Immediately, we’re releasing the secure model of Gemini 2.5 Flash-Lite, our quickest and lowest value ($0.10 enter per 1M, $0.40 output per 1M) mannequin within the Gemini 2.5 mannequin household. We constructed 2.5 Flash-Lite to push the frontier of intelligence per greenback, with native reasoning capabilities that may be optionally toggled on for extra demanding use circumstances. Constructing on the momentum of two.5 Professional and a pair of.5 Flash, this mannequin rounds out our set of two.5 fashions which can be prepared for scaled manufacturing use.
Our most cost-efficient and quickest 2.5 mannequin but
Gemini 2.5 Flash-Lite strikes a steadiness between efficiency and price, with out compromising on high quality, significantly for latency-sensitive duties like translation and classification.
Right here’s what makes it stand out:
- Greatest in-class pace: Gemini 2.5 Flash-Lite has decrease latency than each 2.0 Flash-Lite and a pair of.0 Flash on a broad pattern of prompts.
- Value-efficiency: It’s our lowest-cost 2.5 mannequin but, priced at $0.10 / 1M enter tokens and $0.40 output tokens, permitting you to deal with giant volumes of requests affordably. We’ve additionally decreased audio enter pricing by 40% from the preview launch.
- Sensible and small: It demonstrates all-around larger high quality than 2.0 Flash-Lite throughout a variety of benchmarks, together with coding, math, science, reasoning, and multimodal understanding.
- Absolutely featured: If you construct with 2.5 Flash-Lite, you get entry to a 1 million-token context window, controllable considering budgets, and help for native instruments like Grounding with Google Search, Code Execution, and URL Context.
Gemini 2.5 Flash-Lite in motion
Because the launch of two.5 Flash-Lite, we’ve got already seen some extremely profitable deployments, listed here are a few of our favorites:
- Satlyt is constructing a decentralized area computing platform that may remodel how satellite tv for pc knowledge is processed and utilized for real-time summarization of in-orbit telemetry, autonomous activity administration, and satellite-to-satellite communication parsing. 2.5 Flash-Lite’s pace has enabled a forty five% discount in latency for important onboard diagnostics and a 30% lower in energy consumption in comparison with their baseline fashions.
- HeyGen makes use of AI to create avatars for video content material and leverages Gemini 2.5 Flash-Lite to automate video planning, analyze and optimize content material, and translate movies into over 180 languages. This enables them to offer world, customized experiences for his or her customers.
- DocsHound turns product demos into documentation by utilizing Gemini 2.5 Flash-Lite to course of lengthy movies and extract hundreds of screenshots with low latency. This transforms footage into complete documentation and coaching knowledge for AI brokers a lot quicker than conventional strategies.

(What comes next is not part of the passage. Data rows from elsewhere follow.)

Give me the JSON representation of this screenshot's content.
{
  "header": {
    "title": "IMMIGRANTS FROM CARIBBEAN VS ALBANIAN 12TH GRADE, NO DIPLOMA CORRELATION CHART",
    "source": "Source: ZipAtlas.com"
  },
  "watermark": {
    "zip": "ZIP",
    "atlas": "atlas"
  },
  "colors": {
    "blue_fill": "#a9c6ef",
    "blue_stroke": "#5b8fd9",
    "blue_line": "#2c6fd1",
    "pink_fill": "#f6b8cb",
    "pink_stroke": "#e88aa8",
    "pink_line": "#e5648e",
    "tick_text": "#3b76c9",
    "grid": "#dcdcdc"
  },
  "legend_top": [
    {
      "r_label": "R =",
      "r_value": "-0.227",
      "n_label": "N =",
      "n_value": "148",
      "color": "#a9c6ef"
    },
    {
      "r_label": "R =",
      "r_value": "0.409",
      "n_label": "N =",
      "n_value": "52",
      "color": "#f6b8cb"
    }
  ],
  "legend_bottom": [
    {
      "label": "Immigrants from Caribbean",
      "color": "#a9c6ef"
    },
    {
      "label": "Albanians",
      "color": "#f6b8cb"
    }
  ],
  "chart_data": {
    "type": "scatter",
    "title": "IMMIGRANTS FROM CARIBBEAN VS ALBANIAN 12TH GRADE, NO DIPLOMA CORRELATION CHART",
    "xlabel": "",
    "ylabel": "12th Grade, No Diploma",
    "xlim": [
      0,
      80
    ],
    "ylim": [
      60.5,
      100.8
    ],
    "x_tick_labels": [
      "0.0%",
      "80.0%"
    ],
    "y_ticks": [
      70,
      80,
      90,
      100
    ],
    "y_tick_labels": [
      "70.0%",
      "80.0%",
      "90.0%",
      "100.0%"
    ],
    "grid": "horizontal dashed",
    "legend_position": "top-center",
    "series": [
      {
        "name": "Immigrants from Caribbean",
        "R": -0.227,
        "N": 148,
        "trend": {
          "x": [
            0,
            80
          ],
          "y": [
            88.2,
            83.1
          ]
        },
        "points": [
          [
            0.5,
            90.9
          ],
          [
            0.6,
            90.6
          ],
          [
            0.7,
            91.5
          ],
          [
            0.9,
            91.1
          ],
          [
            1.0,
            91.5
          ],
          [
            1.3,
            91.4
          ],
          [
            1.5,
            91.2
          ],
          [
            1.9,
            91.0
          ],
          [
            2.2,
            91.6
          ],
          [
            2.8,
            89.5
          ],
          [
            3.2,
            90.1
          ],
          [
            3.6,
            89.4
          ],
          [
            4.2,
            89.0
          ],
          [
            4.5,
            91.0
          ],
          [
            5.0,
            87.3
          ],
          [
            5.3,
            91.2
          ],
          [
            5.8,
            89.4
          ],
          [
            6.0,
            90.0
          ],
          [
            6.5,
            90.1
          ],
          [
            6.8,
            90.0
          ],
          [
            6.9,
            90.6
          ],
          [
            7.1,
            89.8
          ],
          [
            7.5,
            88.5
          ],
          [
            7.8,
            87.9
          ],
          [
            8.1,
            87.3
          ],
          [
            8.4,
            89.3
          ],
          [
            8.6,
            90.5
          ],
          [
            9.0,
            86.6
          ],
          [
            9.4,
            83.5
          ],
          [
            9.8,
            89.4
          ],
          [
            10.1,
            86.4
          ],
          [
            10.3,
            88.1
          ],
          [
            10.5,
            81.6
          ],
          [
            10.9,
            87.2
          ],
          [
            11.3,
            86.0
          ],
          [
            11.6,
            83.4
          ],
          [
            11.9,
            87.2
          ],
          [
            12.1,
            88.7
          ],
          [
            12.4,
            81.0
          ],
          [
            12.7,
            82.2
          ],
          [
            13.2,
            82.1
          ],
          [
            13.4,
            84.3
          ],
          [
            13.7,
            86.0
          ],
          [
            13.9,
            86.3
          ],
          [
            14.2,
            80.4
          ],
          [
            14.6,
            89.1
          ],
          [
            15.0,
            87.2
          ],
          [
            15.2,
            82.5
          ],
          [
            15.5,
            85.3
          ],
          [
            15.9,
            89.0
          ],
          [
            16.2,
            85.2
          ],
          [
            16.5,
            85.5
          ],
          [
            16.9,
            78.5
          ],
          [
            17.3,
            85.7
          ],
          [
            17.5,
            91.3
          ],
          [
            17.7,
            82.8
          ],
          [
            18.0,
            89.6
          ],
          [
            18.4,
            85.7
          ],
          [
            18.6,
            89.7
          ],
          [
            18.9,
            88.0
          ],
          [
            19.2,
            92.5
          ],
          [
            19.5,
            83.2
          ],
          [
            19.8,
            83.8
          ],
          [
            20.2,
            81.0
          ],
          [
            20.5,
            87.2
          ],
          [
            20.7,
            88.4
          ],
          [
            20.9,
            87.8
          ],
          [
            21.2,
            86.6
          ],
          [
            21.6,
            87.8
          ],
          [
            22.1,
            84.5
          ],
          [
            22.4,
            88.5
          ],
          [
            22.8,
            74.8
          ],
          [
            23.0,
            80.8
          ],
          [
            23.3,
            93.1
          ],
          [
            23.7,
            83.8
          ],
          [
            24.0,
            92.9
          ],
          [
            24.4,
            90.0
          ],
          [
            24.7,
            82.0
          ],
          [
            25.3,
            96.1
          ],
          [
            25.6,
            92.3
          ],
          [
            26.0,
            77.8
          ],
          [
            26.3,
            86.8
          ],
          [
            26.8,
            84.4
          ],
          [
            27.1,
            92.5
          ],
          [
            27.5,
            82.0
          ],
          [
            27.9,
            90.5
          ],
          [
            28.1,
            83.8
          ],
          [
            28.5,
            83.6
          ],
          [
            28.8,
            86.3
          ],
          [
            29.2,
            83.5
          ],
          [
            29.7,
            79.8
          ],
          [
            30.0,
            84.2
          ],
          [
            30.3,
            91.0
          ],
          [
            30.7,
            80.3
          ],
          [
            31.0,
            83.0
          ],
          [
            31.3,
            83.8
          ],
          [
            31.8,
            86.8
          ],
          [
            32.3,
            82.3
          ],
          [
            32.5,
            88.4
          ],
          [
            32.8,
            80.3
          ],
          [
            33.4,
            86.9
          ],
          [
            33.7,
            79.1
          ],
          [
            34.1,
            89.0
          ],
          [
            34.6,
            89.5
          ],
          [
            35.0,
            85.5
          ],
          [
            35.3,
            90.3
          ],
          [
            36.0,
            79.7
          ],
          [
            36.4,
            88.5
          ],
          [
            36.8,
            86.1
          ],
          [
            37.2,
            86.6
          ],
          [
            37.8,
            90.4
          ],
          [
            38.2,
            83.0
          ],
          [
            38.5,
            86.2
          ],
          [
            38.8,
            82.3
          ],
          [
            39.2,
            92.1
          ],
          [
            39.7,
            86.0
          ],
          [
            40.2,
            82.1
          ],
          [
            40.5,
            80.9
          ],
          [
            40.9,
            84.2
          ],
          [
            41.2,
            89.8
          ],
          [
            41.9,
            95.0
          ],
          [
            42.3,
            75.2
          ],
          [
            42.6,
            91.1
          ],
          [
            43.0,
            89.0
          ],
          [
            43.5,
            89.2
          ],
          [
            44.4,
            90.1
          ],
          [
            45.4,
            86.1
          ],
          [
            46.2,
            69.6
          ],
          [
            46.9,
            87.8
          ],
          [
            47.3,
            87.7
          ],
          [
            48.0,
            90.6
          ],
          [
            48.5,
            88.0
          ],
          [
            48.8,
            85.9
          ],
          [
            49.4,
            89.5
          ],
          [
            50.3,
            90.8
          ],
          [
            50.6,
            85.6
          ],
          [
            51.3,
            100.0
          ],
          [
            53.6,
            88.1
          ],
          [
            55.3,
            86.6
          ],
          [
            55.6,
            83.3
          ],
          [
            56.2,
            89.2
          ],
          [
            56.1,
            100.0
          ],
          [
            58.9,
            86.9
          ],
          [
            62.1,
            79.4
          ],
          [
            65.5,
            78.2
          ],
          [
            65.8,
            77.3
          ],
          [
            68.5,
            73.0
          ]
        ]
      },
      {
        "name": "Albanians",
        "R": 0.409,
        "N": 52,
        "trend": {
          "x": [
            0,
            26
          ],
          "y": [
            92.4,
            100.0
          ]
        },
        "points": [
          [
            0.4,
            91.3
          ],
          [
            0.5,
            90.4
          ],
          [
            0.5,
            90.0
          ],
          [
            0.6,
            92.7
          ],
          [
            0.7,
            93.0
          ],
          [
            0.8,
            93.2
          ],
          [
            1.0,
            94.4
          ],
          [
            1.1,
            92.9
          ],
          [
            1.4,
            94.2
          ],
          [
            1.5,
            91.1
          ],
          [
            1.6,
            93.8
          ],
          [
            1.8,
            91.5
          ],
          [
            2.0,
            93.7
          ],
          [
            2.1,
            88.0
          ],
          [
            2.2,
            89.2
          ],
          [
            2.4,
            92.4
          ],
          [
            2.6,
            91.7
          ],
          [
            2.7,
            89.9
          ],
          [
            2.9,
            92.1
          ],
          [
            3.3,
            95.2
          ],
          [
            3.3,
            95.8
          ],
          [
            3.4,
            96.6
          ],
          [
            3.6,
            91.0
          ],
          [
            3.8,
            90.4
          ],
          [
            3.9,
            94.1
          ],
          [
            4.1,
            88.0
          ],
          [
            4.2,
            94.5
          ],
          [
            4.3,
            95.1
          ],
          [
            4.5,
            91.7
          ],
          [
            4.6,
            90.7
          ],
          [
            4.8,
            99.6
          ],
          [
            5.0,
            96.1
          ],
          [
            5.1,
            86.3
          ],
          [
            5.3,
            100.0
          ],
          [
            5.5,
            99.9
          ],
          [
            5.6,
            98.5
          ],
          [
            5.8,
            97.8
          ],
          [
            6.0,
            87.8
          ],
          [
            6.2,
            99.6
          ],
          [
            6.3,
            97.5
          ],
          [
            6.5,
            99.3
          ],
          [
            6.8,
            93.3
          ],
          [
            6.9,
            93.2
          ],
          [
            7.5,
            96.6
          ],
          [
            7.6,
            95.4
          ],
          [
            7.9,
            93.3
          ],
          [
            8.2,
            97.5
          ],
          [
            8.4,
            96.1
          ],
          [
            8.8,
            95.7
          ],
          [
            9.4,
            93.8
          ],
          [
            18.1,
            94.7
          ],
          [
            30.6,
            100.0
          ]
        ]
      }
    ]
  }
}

- Evertune helps manufacturers perceive how they’re represented throughout AI fashions. Gemini 2.5 Flash-Lite is a game-changer for them, dramatically dashing up evaluation and report era. Its quick efficiency permits them to shortly scan and synthesize giant volumes of mannequin output to offer purchasers with dynamic, well timed insights.
You can begin utilizing 2.5 Flash-Lite by specifying “gemini-2.5-flash-lite” in your code. In case you are utilizing the preview model, you’ll be able to swap to “gemini-2.5-flash-lite” which is identical underlying mannequin. We plan to take away the preview alias of Flash-Lite on August twenty fifth.
Prepared to begin constructing? Strive the secure model of Gemini 2.5 Flash-Lite now in Google AI Studio and Vertex AI.